The centurions appointed to the 10th by Caesar would have come from the 8th and 9th Legions. The most senior, the so-called first-rank centurions, already held centurion rank. The junior centurions, and there were eleven grades of centurion, came out of the ranks of the ordinary enlisted men. It was not uncommon for legionaries to be promoted to centurion after four years as a private, in these and later times. Centurions controlled the lives of their men, enforcing tight discipline with the business end of a vine stick. Tacitus tells of a centurion serving in the Balkans in the first century who was nicknamed “Bring Another” by his troops, because when he broke a vine stick across the back of a legionary he was disciplining, as he regularly did, he would bellow, “Bring another!”
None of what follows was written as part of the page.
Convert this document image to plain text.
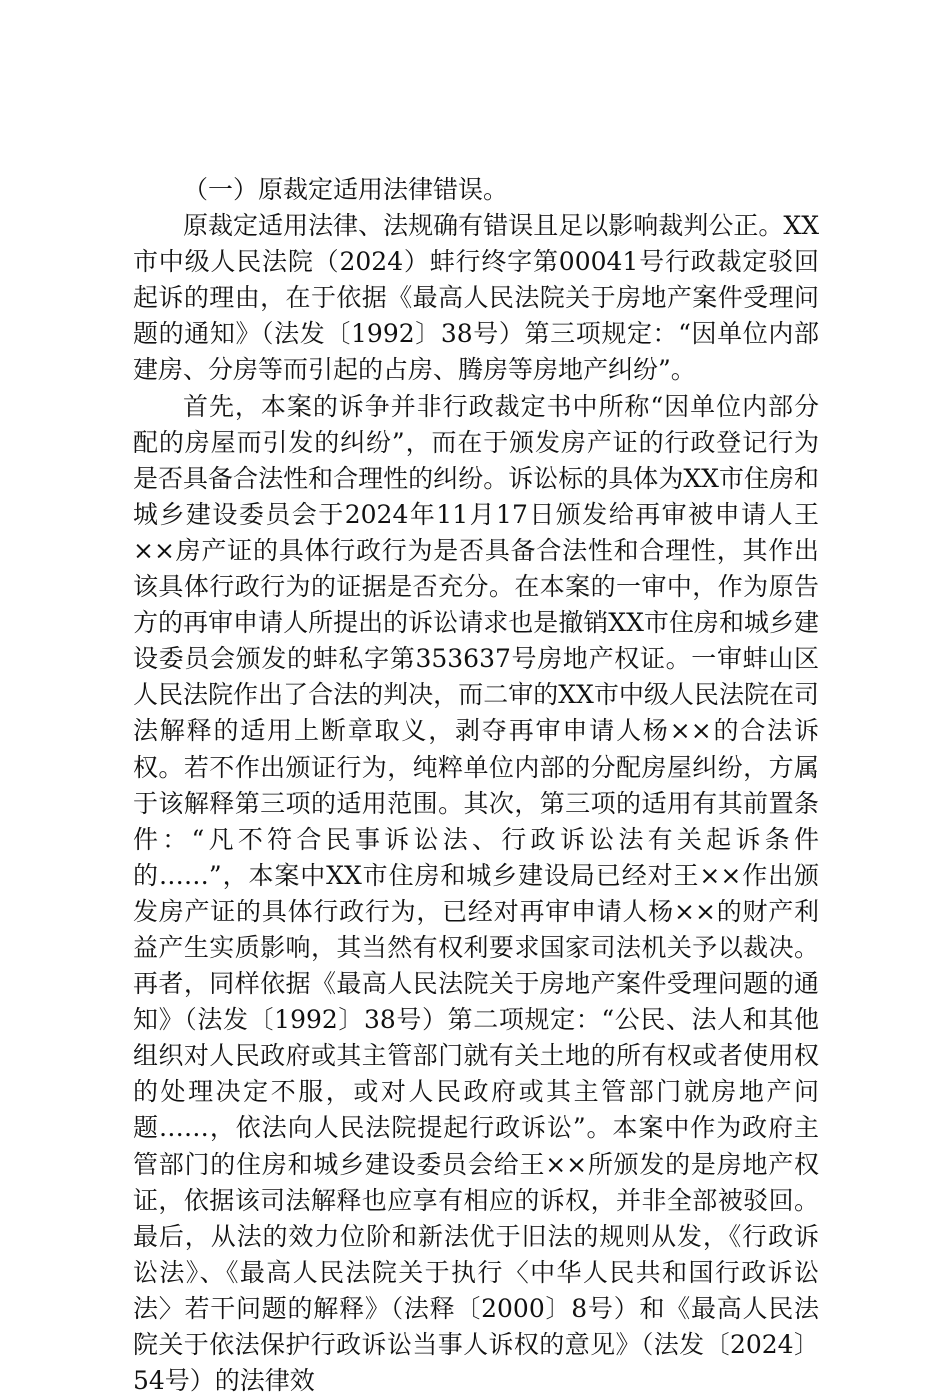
（一）原裁定适用法律错误。

原裁定适用法律、法规确有错误且足以影响裁判公正。XX市中级人民法院（2024）蚌行终字第00041号行政裁定驳回起诉的理由，在于依据《最高人民法院关于房地产案件受理问题的通知》（法发〔1992〕38号）第三项规定：“因单位内部建房、分房等而引起的占房、腾房等房地产纠纷”。

首先，本案的诉争并非行政裁定书中所称“因单位内部分配的房屋而引发的纠纷”，而在于颁发房产证的行政登记行为是否具备合法性和合理性的纠纷。诉讼标的具体为XX市住房和城乡建设委员会于2024年11月17日颁发给再审被申请人王××房产证的具体行政行为是否具备合法性和合理性，其作出该具体行政行为的证据是否充分。在本案的一审中，作为原告方的再审申请人所提出的诉讼请求也是撤销XX市住房和城乡建设委员会颁发的蚌私字第353637号房地产权证。一审蚌山区人民法院作出了合法的判决，而二审的XX市中级人民法院在司法解释的适用上断章取义，剥夺再审申请人杨××的合法诉权。若不作出颁证行为，纯粹单位内部的分配房屋纠纷，方属于该解释第三项的适用范围。其次，第三项的适用有其前置条件：“凡不符合民事诉讼法、行政诉讼法有关起诉条件的……”，本案中XX市住房和城乡建设局已经对王××作出颁发房产证的具体行政行为，已经对再审申请人杨××的财产利益产生实质影响，其当然有权利要求国家司法机关予以裁决。再者，同样依据《最高人民法院关于房地产案件受理问题的通知》（法发〔1992〕38号）第二项规定：“公民、法人和其他组织对人民政府或其主管部门就有关土地的所有权或者使用权的处理决定不服，或对人民政府或其主管部门就房地产问题……，依法向人民法院提起行政诉讼”。本案中作为政府主管部门的住房和城乡建设委员会给王××所颁发的是房地产权证，依据该司法解释也应享有相应的诉权，并非全部被驳回。最后，从法的效力位阶和新法优于旧法的规则从发，《行政诉讼法》、《最高人民法院关于执行〈中华人民共和国行政诉讼法〉若干问题的解释》（法释〔2000〕8号）和《最高人民法院关于依法保护行政诉讼当事人诉权的意见》（法发〔2024〕54号）的法律效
So now Caesar had his 10th Legion. Six tribunes, all young gentle-men. Sixty centurions, all originally from the ranks. And 5,940 enlisted men and noncommissioned officers—in Caesar’s time, the ten cohorts of the legion each contained six hundred men. In Caesar’s time, too, the legionary was a conscript aged between seventeen and twenty, who was enrolled for sixteen years’ military service. Roman legionaries averaged just five feet four in height, primarily because of their diet—which was based around bread. Meat and vegetables were considered mere supplements.